Parte 2

Parte 2

14min

Imagen de portada

A las nueve en punto la estática gris del televisor desaparece y empieza la cadena nacional. Una mujer está sentada sobre un sillón amarillo de dos cuerpos, ubicado estratégicamente en el medio del estudio televisivo. Lleva puesto un conjunto color crema con el escudo del Centro de Bienestar y el pelo rojo brillante atado en una trenza, que le cae sobre el hombro. Es exactamente tan joven como debe ser: no tanto como para parecer inexperta, lo suficiente como para despertar simpatía. Tiene los dientes muy blancos y muy parejos, y cada vez que el periodista sentado a su lado le hace una pregunta incisiva, sonríe con toda la cara, que se abre como una puerta antes de contestar. “¿Es segura la intervención?”, “Sí, segura”. “¿Los resultados son instantáneos?”, “Sí, instantáneos”.  

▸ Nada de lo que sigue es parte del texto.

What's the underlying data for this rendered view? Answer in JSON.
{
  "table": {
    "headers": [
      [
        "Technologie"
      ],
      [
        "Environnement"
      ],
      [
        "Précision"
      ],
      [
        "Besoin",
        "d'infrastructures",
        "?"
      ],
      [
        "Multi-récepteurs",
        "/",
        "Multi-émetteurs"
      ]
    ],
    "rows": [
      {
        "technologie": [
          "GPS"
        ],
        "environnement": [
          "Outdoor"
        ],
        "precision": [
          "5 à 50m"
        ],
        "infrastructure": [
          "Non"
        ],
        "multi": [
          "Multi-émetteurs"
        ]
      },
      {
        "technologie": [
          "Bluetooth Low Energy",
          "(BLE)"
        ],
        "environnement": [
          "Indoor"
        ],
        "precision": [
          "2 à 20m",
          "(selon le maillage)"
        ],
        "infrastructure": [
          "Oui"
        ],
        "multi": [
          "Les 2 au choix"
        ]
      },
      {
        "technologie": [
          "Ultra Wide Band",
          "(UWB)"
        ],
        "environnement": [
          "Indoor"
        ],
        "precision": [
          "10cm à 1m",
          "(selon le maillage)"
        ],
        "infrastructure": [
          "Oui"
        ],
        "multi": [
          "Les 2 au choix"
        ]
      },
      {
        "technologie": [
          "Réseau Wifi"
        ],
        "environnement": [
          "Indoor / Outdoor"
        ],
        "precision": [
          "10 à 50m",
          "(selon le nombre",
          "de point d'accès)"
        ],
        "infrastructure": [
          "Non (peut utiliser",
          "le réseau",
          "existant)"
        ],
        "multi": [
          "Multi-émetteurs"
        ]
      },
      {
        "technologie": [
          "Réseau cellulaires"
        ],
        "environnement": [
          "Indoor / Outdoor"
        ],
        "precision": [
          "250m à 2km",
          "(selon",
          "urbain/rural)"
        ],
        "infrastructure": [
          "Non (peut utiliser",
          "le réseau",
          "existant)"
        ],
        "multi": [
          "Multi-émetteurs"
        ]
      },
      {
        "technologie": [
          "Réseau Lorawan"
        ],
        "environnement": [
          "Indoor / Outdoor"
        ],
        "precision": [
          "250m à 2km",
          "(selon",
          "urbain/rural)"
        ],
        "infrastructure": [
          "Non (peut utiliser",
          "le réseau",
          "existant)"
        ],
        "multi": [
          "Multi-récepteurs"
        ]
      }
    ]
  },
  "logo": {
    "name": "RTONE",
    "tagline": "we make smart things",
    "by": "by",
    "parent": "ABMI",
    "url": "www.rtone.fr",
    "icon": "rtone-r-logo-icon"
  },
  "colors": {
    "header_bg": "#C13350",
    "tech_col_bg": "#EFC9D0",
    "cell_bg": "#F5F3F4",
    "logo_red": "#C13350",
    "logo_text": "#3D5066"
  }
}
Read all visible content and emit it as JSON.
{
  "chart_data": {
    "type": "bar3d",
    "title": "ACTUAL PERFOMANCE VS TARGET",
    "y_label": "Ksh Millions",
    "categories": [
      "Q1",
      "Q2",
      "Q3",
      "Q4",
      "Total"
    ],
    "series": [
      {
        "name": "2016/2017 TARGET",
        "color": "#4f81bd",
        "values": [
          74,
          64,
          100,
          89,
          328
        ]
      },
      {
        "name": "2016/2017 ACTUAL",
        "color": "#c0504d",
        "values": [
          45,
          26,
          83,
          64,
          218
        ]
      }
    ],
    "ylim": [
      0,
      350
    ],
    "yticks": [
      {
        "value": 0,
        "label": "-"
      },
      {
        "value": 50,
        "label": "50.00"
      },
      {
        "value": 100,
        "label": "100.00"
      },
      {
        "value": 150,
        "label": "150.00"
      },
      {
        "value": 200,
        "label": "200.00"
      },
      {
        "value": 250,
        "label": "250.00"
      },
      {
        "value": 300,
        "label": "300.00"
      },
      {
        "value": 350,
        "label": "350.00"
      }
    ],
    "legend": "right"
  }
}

Cuando termina la ronda de preguntas, la mujer empieza con su presentación. La pantalla colgada de una de las paredes del estudio se ilumina y, en el centro, aparece la imagen 3D de un cerebro humano a escala desproporcionada. Mientras explica todo el proceso de la intervención, la mujer va señalando, una por una, las distintas zonas del cerebro que afectaría la operación.

—Piénselo como dos islas sin ningún puente, sin ninguna posibilidad de conexión entre sí —dice al final—. Nosotros estamos afuera y tenemos acceso a los dos lugares, pero nunca al mismo tiempo. Podemos pensar en el nombre de la persona, pero nada más. Podemos acordarnos de algo, pero no de alguien. 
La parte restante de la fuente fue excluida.